Like most movie-goers, I enjoy watching trailers for upcoming films. How else can you make a two-minute decision on whether a movie is worthy of a trip to the theater, a wait for home video, or an all around SKIP? Yes, movie previews/trailers can be a mixed blessing. Like the ones that don’t just feel the need to tell us what a movie is about, but also feel the need to give away key scenes and plot points (which I promise I won’t do in this review).
Then there are those rare movie campaigns that, ever since the dawn of the Internet, manage to generate lots of interest minus much of a trailer at all. I remember the fervor revolving around CLOVERFIELD which had us giant monster fans going wild over a single image of a trashed Statue of Liberty; inspiring visions of a new Godzilla franchise to dance in our fanboy heads. Or SNAKES ON A PLANE which lit the Internet up with scenes of Samuel L. Jackson at his cocky-best dealing with…uh..snakes on a plane. Okay, not much mystery for that one but the buzz still had unlikely viewers anticipating a cheesy, yet humorous rendition of what they could otherwise watch for free on the Scy Fy Channel.
Now we have V/H/S, another film that garnered a lot of early interest on the social media circuit. At a glance, it appeared to be just another Point of View film (like the aforementioned CLOVERFIELD) which I have personally grown weary of. Regardless, V/H/S had plenty to offer.

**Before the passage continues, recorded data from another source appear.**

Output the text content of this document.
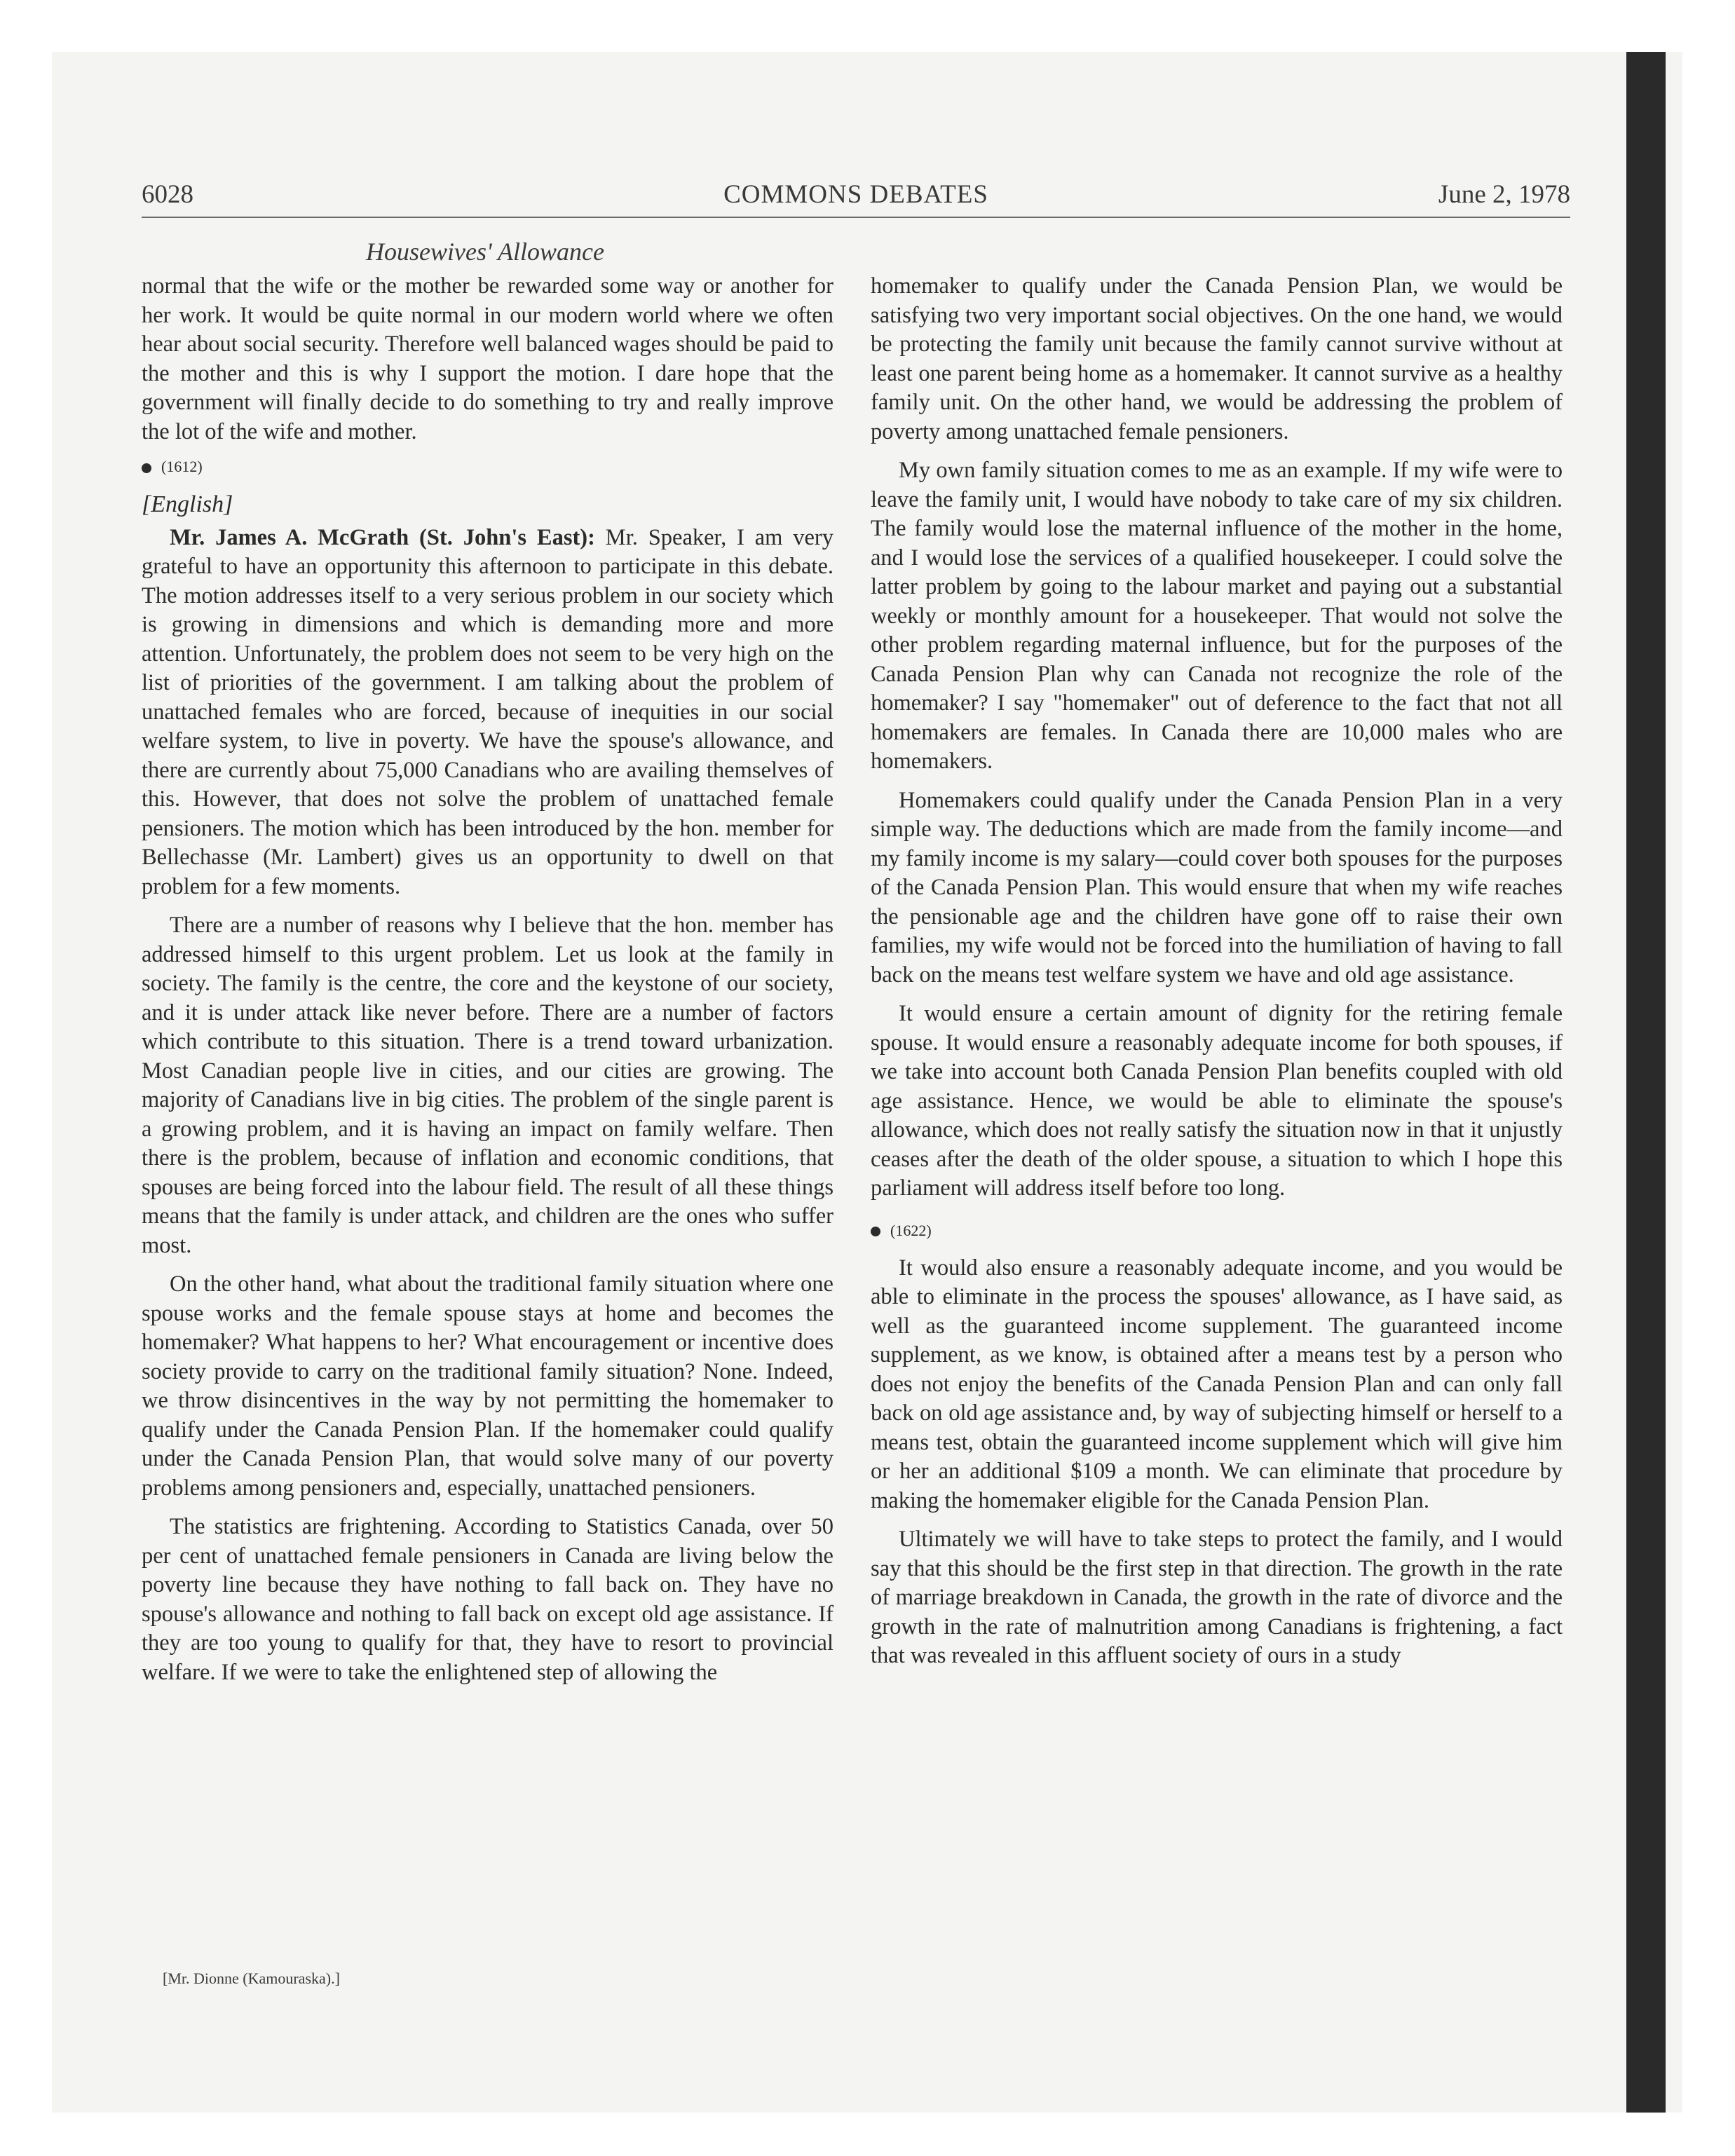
6028	COMMONS DEBATES	June 2, 1978
Housewives' Allowance

normal that the wife or the mother be rewarded some way or another for her work. It would be quite normal in our modern world where we often hear about social security. Therefore well balanced wages should be paid to the mother and this is why I support the motion. I dare hope that the government will finally decide to do something to try and really improve the lot of the wife and mother.

(1612)
[English]

Mr. James A. McGrath (St. John's East): Mr. Speaker, I am very grateful to have an opportunity this afternoon to participate in this debate. The motion addresses itself to a very serious problem in our society which is growing in dimensions and which is demanding more and more attention. Unfortunately, the problem does not seem to be very high on the list of priorities of the government. I am talking about the problem of unattached females who are forced, because of inequities in our social welfare system, to live in poverty. We have the spouse's allowance, and there are currently about 75,000 Canadians who are availing themselves of this. However, that does not solve the problem of unattached female pensioners. The motion which has been introduced by the hon. member for Bellechasse (Mr. Lambert) gives us an opportunity to dwell on that problem for a few moments.

There are a number of reasons why I believe that the hon. member has addressed himself to this urgent problem. Let us look at the family in society. The family is the centre, the core and the keystone of our society, and it is under attack like never before. There are a number of factors which contribute to this situation. There is a trend toward urbanization. Most Canadian people live in cities, and our cities are growing. The majority of Canadians live in big cities. The problem of the single parent is a growing problem, and it is having an impact on family welfare. Then there is the problem, because of inflation and economic conditions, that spouses are being forced into the labour field. The result of all these things means that the family is under attack, and children are the ones who suffer most.

On the other hand, what about the traditional family situation where one spouse works and the female spouse stays at home and becomes the homemaker? What happens to her? What encouragement or incentive does society provide to carry on the traditional family situation? None. Indeed, we throw disincentives in the way by not permitting the homemaker to qualify under the Canada Pension Plan. If the homemaker could qualify under the Canada Pension Plan, that would solve many of our poverty problems among pensioners and, especially, unattached pensioners.

The statistics are frightening. According to Statistics Canada, over 50 per cent of unattached female pensioners in Canada are living below the poverty line because they have nothing to fall back on. They have no spouse's allowance and nothing to fall back on except old age assistance. If they are too young to qualify for that, they have to resort to provincial welfare. If we were to take the enlightened step of allowing the

homemaker to qualify under the Canada Pension Plan, we would be satisfying two very important social objectives. On the one hand, we would be protecting the family unit because the family cannot survive without at least one parent being home as a homemaker. It cannot survive as a healthy family unit. On the other hand, we would be addressing the problem of poverty among unattached female pensioners.

My own family situation comes to me as an example. If my wife were to leave the family unit, I would have nobody to take care of my six children. The family would lose the maternal influence of the mother in the home, and I would lose the services of a qualified housekeeper. I could solve the latter problem by going to the labour market and paying out a substantial weekly or monthly amount for a housekeeper. That would not solve the other problem regarding maternal influence, but for the purposes of the Canada Pension Plan why can Canada not recognize the role of the homemaker? I say "homemaker" out of deference to the fact that not all homemakers are females. In Canada there are 10,000 males who are homemakers.

Homemakers could qualify under the Canada Pension Plan in a very simple way. The deductions which are made from the family income—and my family income is my salary—could cover both spouses for the purposes of the Canada Pension Plan. This would ensure that when my wife reaches the pensionable age and the children have gone off to raise their own families, my wife would not be forced into the humiliation of having to fall back on the means test welfare system we have and old age assistance.

It would ensure a certain amount of dignity for the retiring female spouse. It would ensure a reasonably adequate income for both spouses, if we take into account both Canada Pension Plan benefits coupled with old age assistance. Hence, we would be able to eliminate the spouse's allowance, which does not really satisfy the situation now in that it unjustly ceases after the death of the older spouse, a situation to which I hope this parliament will address itself before too long.

(1622)

It would also ensure a reasonably adequate income, and you would be able to eliminate in the process the spouses' allowance, as I have said, as well as the guaranteed income supplement. The guaranteed income supplement, as we know, is obtained after a means test by a person who does not enjoy the benefits of the Canada Pension Plan and can only fall back on old age assistance and, by way of subjecting himself or herself to a means test, obtain the guaranteed income supplement which will give him or her an additional $109 a month. We can eliminate that procedure by making the homemaker eligible for the Canada Pension Plan.

Ultimately we will have to take steps to protect the family, and I would say that this should be the first step in that direction. The growth in the rate of marriage breakdown in Canada, the growth in the rate of divorce and the growth in the rate of malnutrition among Canadians is frightening, a fact that was revealed in this affluent society of ours in a study

[Mr. Dionne (Kamouraska).]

This film takes the POV genre and cleverly ties it in with one of horror’s rarest features; the anthology film. It opens with a group of punks who enjoy getting together and videotaping themselves vandalizing property and assaulting women. Though revealed that their nasty footage ends up anonymously online, their main objective is just to have some raucous/illegal fun. Somehow, despite their anonymity, they are hired by someone who admires their work to break into an old man’s house and steal a VHS tape. Given no description, they are simply told that they’ll “know it’s the right one when they see it.”
Their illegal entry gains them access to an old, dark house and its (apparently) dead owner. The old man is seated lifeless in front of a slew of TV monitors and an old VHS player. While the group splits up (which horror fans know is always the best thing to do in such circumstances) searching the house, each takes his turn checking the tape already sitting in the player a.k.a. America’s most Frightening Home Videos!
Five gruesome tales are revealed, each completely unique. The first short, “Amateur Night” deals with three friends who purchase a pair of “spy” glasses intent on recording their escapades with women. They head to a local club and pick a pair of random gals – one of which stares wide-eyes and mutters barely intelligible sentences. No matter, it wasn’t her conversation the boys were looking for anyway, as she joins them for a private party in their hotel room. Unfortunately, things don’t end up quite the way they anticipated and she is much more than what she appears. This tale, right off the bat, takes the POV genre to new graphic heights (or lows depending on your own POV) with plenty of blood and nudity; not something most films in this category show.
“Second Honeymoon” is also the second story, depicting a happy vacationing couple that find themselves at the peril of an unwanted motel visitor. This one sort of reminded me of THE STRANGERS but with an even more diabolical twist! One theme all of these shorts seem to share is that things (and people) are not always what they appear to be.
“Tuesday the 17th” features a group of young people heading over to the woods for a good time. It’s far from the ideal choice for recreation as this locale has some bad history and an even darker secret. I give this short a lot of props for taking a familiar and worn out horror theme and giving it a fresh twist.
Skyping was bound to turn sinister and the fourth short in this picture, “The Sick Thing That Happened to Emily When She Was Younger,” does it with panache. Emily is having a rough time in her new apartment with strange sightings she can only interpret as ghosts and an unusual physical ailments. Thankfully, she has her dutiful pre-med boyfriend to chat with online and help her make sense of things!
The final story, “10/31/98,” shows a group of young guys headed to a Halloween party. They arrive at a seemingly empty house while assuming that some of the unusual happenings that immediately take place are all part of festivities. They soon discover that this place is anything but a fun house as they desperately try and escape.
While this film isn’t for everyone, I did enjoy it. This despite the fact that I’m really sick of POV films (sorry folks, there will be no upcoming review of the new PARANORMAL ACTIVITY 4 as I’d rather drink bleach than go see it). Movies depicting “found footage” usually have abrupt endings which don’t always sit well with folks once, let alone six times, but that’s the nature of the beast. As with most entries in this genre, viewers who suffer from motion sickness will absolutely be wise to take their Dramamine before buying their ticket. Aside from that, this one does a great job of taking a tired film technique and giving a fresh coat of blood, red paint.